Moreover, in the above-mentioned embodiment, although the bonding of the rolled copper foil 22 and the resin layer 21 was performed using the adhesive agent, it is not limited to this. For example, bonding may be performed by bonding the rolled copper foil 22 and the resin layer 21 under high temperature and high pressure without using an adhesive. Moreover, in the above-mentioned embodiment, although the resin film was used as the resin layer 21, it is not limited to this. For example, after applying a polyimide precursor onto the rolled copper foil 22 (roughening layer 23), the polyimide precursor is dried and cured to form the resin layer 21, thereby forming the rolled copper foil 22 and the resin layer 21. And may be pasted together.

Example 1
After casting a tough pitch copper ingot, a hot rolled material having a thickness of 12 mm was obtained by hot rolling. Subsequently, a primary cold rolled material was produced by repeating a primary cold rolling process and a primary annealing process on the hot rolled material. The obtained primary cold-rolled material is 0.1 mm thick × 600 mm wide × 10 m long. A secondary annealing treatment was performed on the primary cold-rolled material to produce a secondary annealed material. And the secondary cold rolling process was performed to the secondary annealing material. Specifically, using the rolling roll, without changing the length of the secondary annealing material in the direction orthogonal to the rolling direction, while extending the secondary annealing material in the rolling direction, the thickness of the secondary annealing material is reduced. The process was repeated 12 times. This produced the rolled copper foil of the shape of thickness 17micrometer x width 600mm x length 50m.

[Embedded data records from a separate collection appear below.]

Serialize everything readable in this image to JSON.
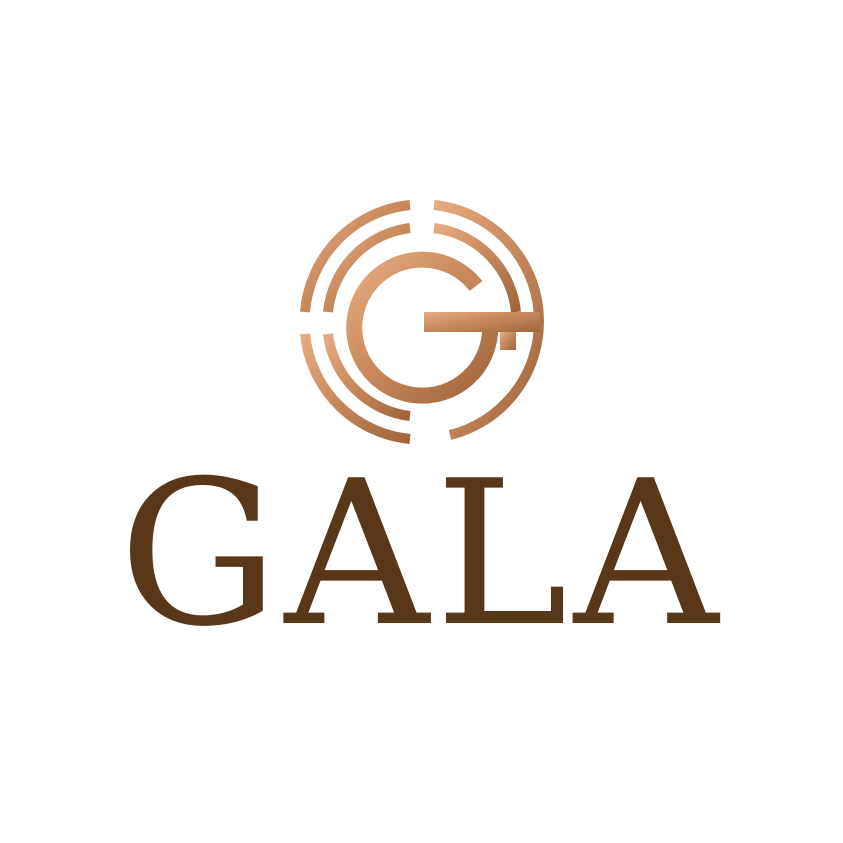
{
  "brand": {
    "name": "GALA",
    "emblem_icon": "g-monogram-circle-icon",
    "colors": {
      "wordmark": "#5a3718",
      "copper_light": "#e2a277",
      "copper_mid": "#c8865a",
      "copper_dark": "#9c6038",
      "background": "#ffffff"
    }
  }
}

  A roughened layer was formed on one main surface of the rolled copper foil to form a roughened layer, and a surface-treated copper foil having a thickness of 18 μm was produced. Hereinafter, the rolled copper foil on which the roughened layer is formed is referred to as a surface-treated copper foil. After that, a surface-treated copper foil is bonded to both sides of a polyimide resin with a thickness of 25 μm, and a recrystallized annealing treatment is performed on the surface-treated copper foil (rolled copper foil) to form a double-sided copper-clad laminate (double-sided CCL). Produced.

(Evaluation method)
In order to evaluate the bending resistance of the rolled copper foil, 5 pieces were cut out from the double-sided CCL to a width of 5 mm and a length of 90 mm, and these were designated as samples n1 to n5, respectively. For example, as shown in FIG. 6, a plate-like member having a thickness of 0.2 mm was fixed to a CCL having a thickness t ₁ (mm) with an adhesive tape. Then, for example, as shown in FIG. 7, the CCL was bent using a micrometer so that the gap = t ₂ + 2 × t ₁ . And the bending part (fold) of rolled copper foil was observed with the optical microscope, and the presence or absence of the fracture | rupture generation | occurrence | production of rolled copper foil was observed. Then, as shown in FIG. 8, the rolled copper foil (CCL) was folded using a micrometer until the state shown in FIG. 6 was obtained.

  By repeating this operation, the number of times of bending until the fracture occurred in the bent portion of the rolled copper foil was measured. FIG. 9 shows an image obtained by observing the bent portion of the sample n1 with the number of bendings 3 times with an optical microscope, and FIG. 10 shows an image obtained by observing the bent portion with the sample n1 with the number of folding times 4 times with the optical microscope. FIG. 11 shows an image obtained by observing the bent portion of the sample n1 with the folding number of 5 times with an optical microscope, and FIG. 12 shows an image obtained by observing the bent portion of the sample n1 with the number of folding times of 6 with the optical microscope. From FIG. 9 to FIG. 12, it can be confirmed that the rolled copper foil is broken from the fifth folding. Therefore, the number of bendings until the fracture occurred in the rolled copper foil was determined to be 5 times. Such measurement evaluation was performed with five samples.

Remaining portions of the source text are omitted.